All Products
Search
Document Center

Container Service for Kubernetes:Overview of running model training jobs on Kubernetes

Last Updated:Mar 06, 2025

Run standalone TensorFlow training jobs

You can run standalone TensorFlow training jobs in Container Service for Kubernetes (ACK) clusters. ACK provides resource management capabilities that allow you to quickly deploy and run standalone TensorFlow training jobs. This topic describes how to create training jobs, configure resources, and run training jobs. You can refer to this topic to easily get started with standalone TensorFlow training jobs. For more information, see Use Arena to submit standalone TensorFlow training jobs in a Kubernetes cluster.

Run distributed TensorFlow training jobs

You can run distributed TensorFlow training jobs in ACK clusters. You can utilize the parallel computing capabilities provided by ACK based on multiple computing nodes to improve the speed and efficiency of distributed training jobs. This topic introduces the basic terms related to distributed model training and describes how to configure a cluster for distributed model training and how to run distributed TensorFlow training jobs in ACK clusters. You can refer to this topic to optimize the performance of distributed TensorFlow training jobs. For more information, see Use Arena to submit distributed TensorFlow training jobs in a Kubernetes cluster.

Use Arena to submit standalone PyTorch training jobs

Arena is a tool designed to simplify machine learning (ML) task submission. You can use Arena to submit standalone PyTorch training jobs on Kubernetes. This topic describes how to install and configure Arena and how to use Arena to submit standalone PyTorch training jobs. You can run simple commands to submit and manage standalone PyTorch training jobs. This helps you improve training efficiency. For more information, see Use Arena to submit standalone PyTorch training jobs.

Use Arena to submit distributed PyTorch training jobs

You can use Arena to submit distributed PyTorch training jobs on Kubernetes. This topic describes how to use Arena to submit a distributed PyTorch training job that runs on multiple nodes in a Kubernetes cluster. You can modify the parameters of a training job to implement parallel model training in a distributed environment. This helps you improve training efficiency and increase the model size. For more information, see Use Arena to submit distributed PyTorch training jobs.

Elastic model training

ACK allows you to enable elastic model training based on scalable computing resources. You can dynamically adjust the amount of computing resources allocated to your training jobs based on actual workloads. This topic describes the benefits of elastic model training, including on-demand scaling, resource utilization improvement, and cost optimization. You can configure elastic training policies to manage and utilize computing resources in a flexible and efficient manner. For more information, see Elastic model training on Kubernetes.

Run DeepSpeed distributed training jobs

DeepSpeed is a framework used to optimize deep learning jobs.

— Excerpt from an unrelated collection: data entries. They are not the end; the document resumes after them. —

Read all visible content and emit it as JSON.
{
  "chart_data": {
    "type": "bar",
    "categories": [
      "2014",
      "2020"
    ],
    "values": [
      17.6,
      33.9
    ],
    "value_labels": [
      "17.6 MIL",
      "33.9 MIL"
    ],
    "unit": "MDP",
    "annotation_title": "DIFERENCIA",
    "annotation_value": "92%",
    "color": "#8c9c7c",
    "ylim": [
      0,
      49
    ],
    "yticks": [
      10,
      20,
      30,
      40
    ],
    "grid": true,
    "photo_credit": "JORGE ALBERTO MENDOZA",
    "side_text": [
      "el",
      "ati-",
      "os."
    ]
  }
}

You can run DeepSpeed distributed training jobs on Kubernetes. This topic introduces the core features of DeepSpeed, including automatic mixed precision training, model sharding, and model optimizers, and describes how to use DeepSpeed to submit distributed training jobs in an ACK cluster. You can refer to this topic to improve model training efficiency and train large-scale models. For more information, see DeepSpeed distributed training.

Summary

  • Standalone TensorFlow training: provides guidance for running standalone TensorFlow training jobs on Kubernetes.

  • Distributed TensorFlow training: provides guidance for running distributed TensorFlow training jobs on Kubernetes.

  • Arena: provides guidance for using Arena to submit standalone and distributed PyTorch training jobs. Arena simplifies the deployment and management of training jobs.

  • Elastic model training: provides guidance for enabling elastic model training based on the scaling capability of Kubernetes to improve resource utilization and reduce costs.

  • DeepSpeed distributed training: provides guidance for using DeepSpeed to optimize distributed training and train large-scale models.

The preceding features and tools provide comprehensive support for efficient ML and deep learning job execution on Kubernetes, and help you improve training efficiency, optimize resource utilization, and reduce operational costs.